The day following Asanha Bucha in Thailand is called Wan Khao Phansa. It’s the first day of the Thai Phansa (พรรษา), the annual rains retreat observed by Theravada practitioners. Taking place during the wet season, Phansa (also known as Vassa, or Buddhist Lent) lasts for three lunar months, usually from July to October (from July 20 to October 16 in 2016). For the duration of this period, monks remain inside monasteries practicing intense meditation. At the same time other adherents to the Buddhist faith refrain from eating meat, alcohol and smoking tobacco.
The practice of remaining within the temple grounds originated when the Buddha ordered his disciples to observe a pre-existing practice during the rainy season in which holy men avoided travel for a three-month period in order to avoid damaging crops growing in the fields. Another significance is attached to this festival, wherein, Buddha’s son Rahul was said to have been born during this period. It was after his birth that the Buddha gave up all his Royal worldly trappings and set out to attain spiritual enlightenment and the meaning of life.
The number of years a monk has spent in monastic life is counted by the number of phansas he has observed. Phansa begins on the first day of the waning moon of the eighth lunar month (the day after Asanha Bucha or Dharma Day) and ends on Wan Ok Phansa (วันออกพรรษา) when all monks come before the community of monks and atone for any offences they may have committed during the rainy season.
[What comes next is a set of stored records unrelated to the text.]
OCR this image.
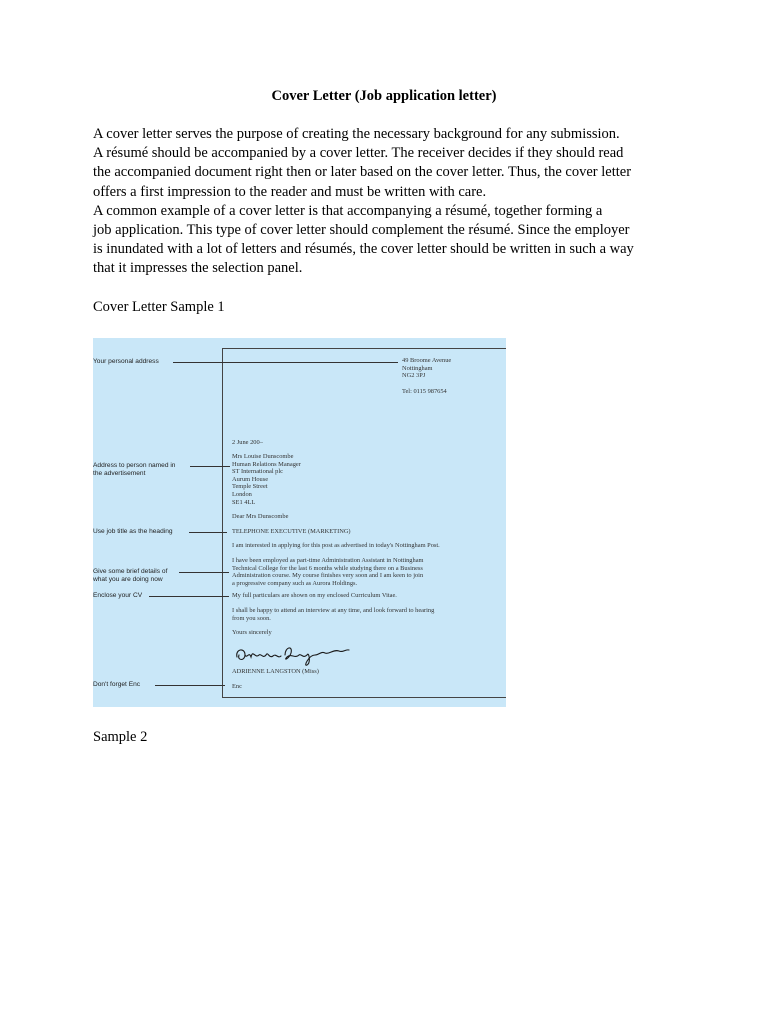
Cover Letter (Job application letter)
A cover letter serves the purpose of creating the necessary background for any submission.
A résumé should be accompanied by a cover letter. The receiver decides if they should read
the accompanied document right then or later based on the cover letter. Thus, the cover letter
offers a first impression to the reader and must be written with care.
A common example of a cover letter is that accompanying a résumé, together forming a
job application. This type of cover letter should complement the résumé. Since the employer
is inundated with a lot of letters and résumés, the cover letter should be written in such a way
that it impresses the selection panel.
Cover Letter Sample 1
Your personal address
Address to person named in
the advertisement
Use job title as the heading
Give some brief details of
what you are doing now
Enclose your CV
Don't forget Enc
49 Broome Avenue
Nottingham
NG2 3PJ
Tel: 0115 987654
2 June 200–
Mrs Louise Dunscombe
Human Relations Manager
ST International plc
Aurum House
Temple Street
London
SE1 4LL
Dear Mrs Dunscombe
TELEPHONE EXECUTIVE (MARKETING)
I am interested in applying for this post as advertised in today's Nottingham Post.
I have been employed as part-time Administration Assistant in Nottingham
Technical College for the last 6 months while studying there on a Business
Administration course. My course finishes very soon and I am keen to join
a progressive company such as Aurora Holdings.
My full particulars are shown on my enclosed Curriculum Vitae.
I shall be happy to attend an interview at any time, and look forward to hearing
from you soon.
Yours sincerely
ADRIENNE LANGSTON (Miss)
Enc
Sample 2
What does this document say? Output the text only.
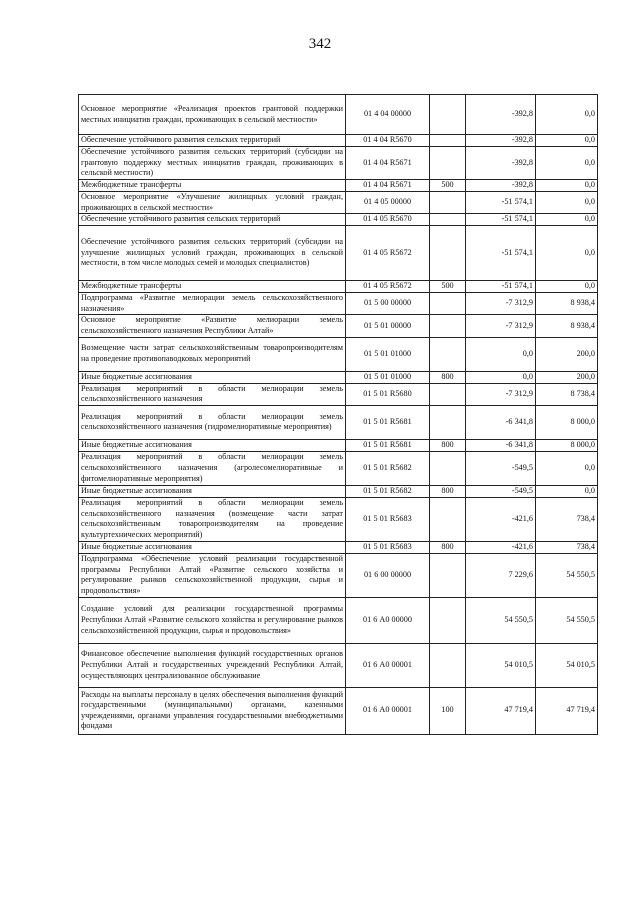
342
Основное мероприятие «Реализация проектов грантовой поддержки местных инициатив граждан, проживающих в сельской местности»	01 4 04 00000		-392,8	0,0
Обеспечение устойчивого развития сельских территорий	01 4 04 R5670		-392,8	0,0
Обеспечение устойчивого развития сельских территорий (субсидии на грантовую поддержку местных инициатив граждан, проживающих в сельской местности)	01 4 04 R5671		-392,8	0,0
Межбюджетные трансферты	01 4 04 R5671	500	-392,8	0,0
Основное мероприятие «Улучшение жилищных условий граждан, проживающих в сельской местности»	01 4 05 00000		-51 574,1	0,0
Обеспечение устойчивого развития сельских территорий	01 4 05 R5670		-51 574,1	0,0
Обеспечение устойчивого развития сельских территорий (субсидии на улучшение жилищных условий граждан, проживающих в сельской местности, в том числе молодых семей и молодых специалистов)	01 4 05 R5672		-51 574,1	0,0
Межбюджетные трансферты	01 4 05 R5672	500	-51 574,1	0,0
Подпрограмма «Развитие мелиорации земель сельскохозяйственного назначения»	01 5 00 00000		-7 312,9	8 938,4
Основное мероприятие «Развитие мелиорации земель сельскохозяйственного назначения Республики Алтай»	01 5 01 00000		-7 312,9	8 938,4
Возмещение части затрат сельскохозяйственным товаропроизводителям на проведение противопаводковых мероприятий	01 5 01 01000		0,0	200,0
Иные бюджетные ассигнования	01 5 01 01000	800	0,0	200,0
Реализация мероприятий в области мелиорации земель сельскохозяйственного назначения	01 5 01 R5680		-7 312,9	8 738,4
Реализация мероприятий в области мелиорации земель сельскохозяйственного назначения (гидромелиоративные мероприятия)	01 5 01 R5681		-6 341,8	8 000,0
Иные бюджетные ассигнования	01 5 01 R5681	800	-6 341,8	8 000,0
Реализация мероприятий в области мелиорации земель сельскохозяйственного назначения (агролесомелиоративные и фитомелиоративные мероприятия)	01 5 01 R5682		-549,5	0,0
Иные бюджетные ассигнования	01 5 01 R5682	800	-549,5	0,0
Реализация мероприятий в области мелиорации земель сельскохозяйственного назначения (возмещение части затрат сельскохозяйственным товаропроизводителям на проведение культуртехнических мероприятий)	01 5 01 R5683		-421,6	738,4
Иные бюджетные ассигнования	01 5 01 R5683	800	-421,6	738,4
Подпрограмма «Обеспечение условий реализации государственной программы Республики Алтай «Развитие сельского хозяйства и регулирование рынков сельскохозяйственной продукции, сырья и продовольствия»	01 6 00 00000		7 229,6	54 550,5
Создание условий для реализации государственной программы Республики Алтай «Развитие сельского хозяйства и регулирование рынков сельскохозяйственной продукции, сырья и продовольствия»	01 6 А0 00000		54 550,5	54 550,5
Финансовое обеспечение выполнения функций государственных органов Республики Алтай и государственных учреждений Республики Алтай, осуществляющих централизованное обслуживание	01 6 А0 00001		54 010,5	54 010,5
Расходы на выплаты персоналу в целях обеспечения выполнения функций государственными (муниципальными) органами, казенными учреждениями, органами управления государственными внебюджетными фондами	01 6 А0 00001	100	47 719,4	47 719,4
As far as I know, Thailand has never issued a stamp directly celebrating Wan Khao Phansa. There have, of course, been numerous releases over the years with Buddhist themes. Scott #323 was part of a set of nine issued on May 13, 1957, marking the 2500th anniversary of the Buddha’s birth. This stamp features the dharmacharka (literally, ‘wheel of Law’), a Buddhist emblem resembling a wagon wheel — the circle symbolizing the completeness of the Dharma —with eight spokes, each representing one of the eight tenets of Buddhist beliefs. The spokes represent the eightfold path leading to enlightenment: Right faith, right intention, right speech, right action, right livelihood, right endeavor, right mindfulness, and right meditation. Sometimes, as pictured on this stamp, the dharmachakra is flanked by deer referring to the deer park in which the Buddha is said to have given his first sermon. The bright green Scott #323, denominated at 15 satang, was printed by photogravure on zigzag-lined watermarked paper and perforated with a gauge of 13½.